In English | Online until January 31
Despite the pandemic, a worldwide wave of protests continues to define our political moment. Over the past two years, disobedient crowds kept marching, blocking, occupying, and dancing together to oppose state violence, unjust policies and systemic oppression. The contagious need for social change and liberation spread from person to person in public and digital spaces. But how did the current crisis shape bodies moving together and protest strategies? And what is the impact of the urgency of live gatherings in the streets on dancing on stage?
Paraphrasing the title of Alice Walker’s poetry collection Hard Times Require Furious Dancing, the discussion will concentrate on the historical and contemporary interconnections of dance, choreography, and protest. Together with invited artists and researchers, we will take a closer look at how resistance can manifest through bodies and talk about its potential to redefine social relationships, public space and collective imagination.
Moderation Mateusz Szymanówka Guests Bogomir Doringer, Anka Herbut, Nasheeka Nedsreal, caner teker
Bogomir Doringer is a Serbian / Dutch artist, researcher and curator. He is doing Artistic Research PhD at the University of Applied Arts Vienna with the ongoing research project “I Dance Alone” that observes clubbing from a birds-eye-view as a mirror of social and political changes. Investigating collective and individual dynamics of the dance floor. He established a definition of “Dance of Urgency”, a dance that rises in times of personal and collective crises. Such a dance aims to empower individuals and collectives. Bogomir is curator and head of education and research at Nxt Museum in Amsterdam.

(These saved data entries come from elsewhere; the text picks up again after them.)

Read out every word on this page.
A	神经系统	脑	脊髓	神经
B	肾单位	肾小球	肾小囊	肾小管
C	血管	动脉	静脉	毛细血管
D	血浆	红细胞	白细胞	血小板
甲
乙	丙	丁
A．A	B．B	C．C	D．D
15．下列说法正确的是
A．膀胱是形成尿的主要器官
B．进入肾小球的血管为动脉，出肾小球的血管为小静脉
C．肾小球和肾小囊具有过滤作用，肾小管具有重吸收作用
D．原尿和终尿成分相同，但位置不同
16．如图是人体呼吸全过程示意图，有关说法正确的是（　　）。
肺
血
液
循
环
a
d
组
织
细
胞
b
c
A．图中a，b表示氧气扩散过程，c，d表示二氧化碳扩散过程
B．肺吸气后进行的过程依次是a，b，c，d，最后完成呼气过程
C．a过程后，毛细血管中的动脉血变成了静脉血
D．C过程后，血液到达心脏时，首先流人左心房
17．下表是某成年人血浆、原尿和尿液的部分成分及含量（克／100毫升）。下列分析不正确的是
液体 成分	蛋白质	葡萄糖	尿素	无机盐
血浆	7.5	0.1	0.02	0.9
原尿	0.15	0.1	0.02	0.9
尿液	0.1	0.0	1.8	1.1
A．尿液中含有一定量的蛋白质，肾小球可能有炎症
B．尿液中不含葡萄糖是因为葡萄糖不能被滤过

Anka Herbut is a Warsaw-based writer, researcher, curator, and dramaturg working in the fields of choreography, dance, and performance. Constantly crossing the boundaries between artistic practice, theoretical reflection, and social engagement. Her practice evolves mainly around social choreographies, protests, and social dances as well as poetry and performativity of the language. In her ongoing research project Resistance Movements, she’s investigating what bodies do and what movement practices they use to express resistance.
Nasheeka Nedsreal is a dancer and community organizer from Louisiana. She has performed at many art institutions and festivals in and around Europe and USA. In 2014, Nasheeka founded Soul Sisters Berlin, a collective dedicated to connecting Black women throughout Berlin and Germany. The collective performed its first original piece entitled, ”Mirror Mirror”, which she co- directed. In the fall of 2019, she premiered her first full-length solo work entitled “New Growth”. She is currently a guest dancer at the Schauspielhaus Zurich and is working on her first group production at Ballhaus Naunynstraße.

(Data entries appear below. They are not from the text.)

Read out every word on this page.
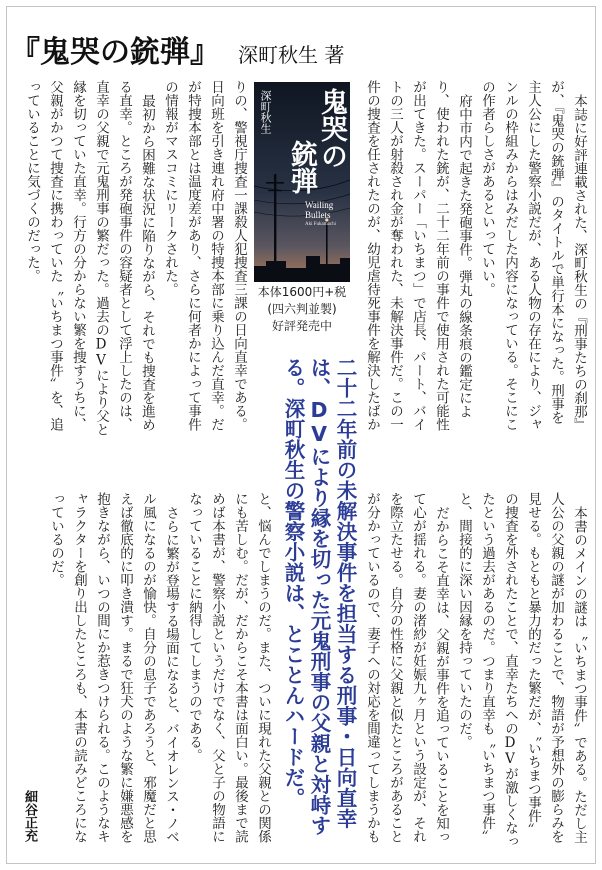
『鬼哭の銃弾』 深町秋生 著
本誌に好評連載された、深町秋生の『刑事たちの刹那』
が、『鬼哭の銃弾』のタイトルで単行本になった。刑事を
主人公にした警察小説だが、ある人物の存在により、ジャ
ンルの枠組みからはみだした内容になっている。そこにこ
の作者らしさがあるといっていい。
府中市内で起きた発砲事件。弾丸の線条痕の鑑定によ
り、使われた銃が、二十二年前の事件で使用された可能性
が出てきた。スーパー「いちまつ」で店長、パート、バイ
トの三人が射殺され金が奪われた、未解決事件だ。この一
件の捜査を任されたのが、幼児虐待死事件を解決したばか
鬼哭の
銃弾
深町秋生
Wailing Bullets
Aki Fukamachi
本体1600円+税
(四六判並製)
好評発売中
りの、警視庁捜査一課殺人犯捜査三課の日向直幸である。
日向班を引き連れ府中署の特捜本部に乗り込んだ直幸。だ
が特捜本部とは温度差があり、さらに何者かによって事件
の情報がマスコミにリークされた。
最初から困難な状況に陥りながら、それでも捜査を進め
る直幸。ところが発砲事件の容疑者として浮上したのは、
直幸の父親で元鬼刑事の繁だった。過去のDVにより父と
縁を切っていた直幸。行方の分からない繁を捜すうちに、
父親がかつて捜査に携わっていた〝いちまつ事件〟を、追
っていることに気づくのだった。
二十二年前の未解決事件を担当する刑事・日向直幸
は、DVにより縁を切った元鬼刑事の父親と対峙す
る。深町秋生の警察小説は、とことんハードだ。	本書のメインの謎は〝いちまつ事件〟である。ただし主
人公の父親の謎が加わることで、物語が予想外の膨らみを
見せる。もともと暴力的だった繁だが、〝いちまつ事件〟
の捜査を外されたことで、直幸たちへのDVが激しくなっ
たという過去があるのだ。つまり直幸も〝いちまつ事件〟
と、間接的に深い因縁を持っていたのだ。
だからこそ直幸は、父親が事件を追っていることを知っ
て心が揺れる。妻の渚紗が妊娠九ヶ月という設定が、それ
を際立たせる。自分の性格に父親と似たところがあること
が分かっているので、妻子への対応を間違ってしまうかも
と、悩んでしまうのだ。また、ついに現れた父親との関係
にも苦しむ。だが、だからこそ本書は面白い。最後まで読
めば本書が、警察小説というだけでなく、父と子の物語に
なっていることに納得してしまうのである。
さらに繁が登場する場面になると、バイオレンス・ノベ
ル風になるのが愉快。自分の息子であろうと、邪魔だと思
えば徹底的に叩き潰す。まるで狂犬のような繁に嫌悪感を
抱きながら、いつの間にか惹きつけられる。このようなキ
ャラクターを創り出したところも、本書の読みどころにな
っているのだ。
細谷正充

caner teker (b. 1994, Duisburg, Germany) interrogates rituals and queer intimacies, translating them through the choreographer and performance artist’s Turkish heritage. They work with bodies traditionally excluded from the mainstream to reconfigure the parameters of contemporary dance, building both an oeuvre and community based on an ideal teker described in a recent interview as “queer, anticapitalist, intersectional, transformative, accountable, and parasitic.”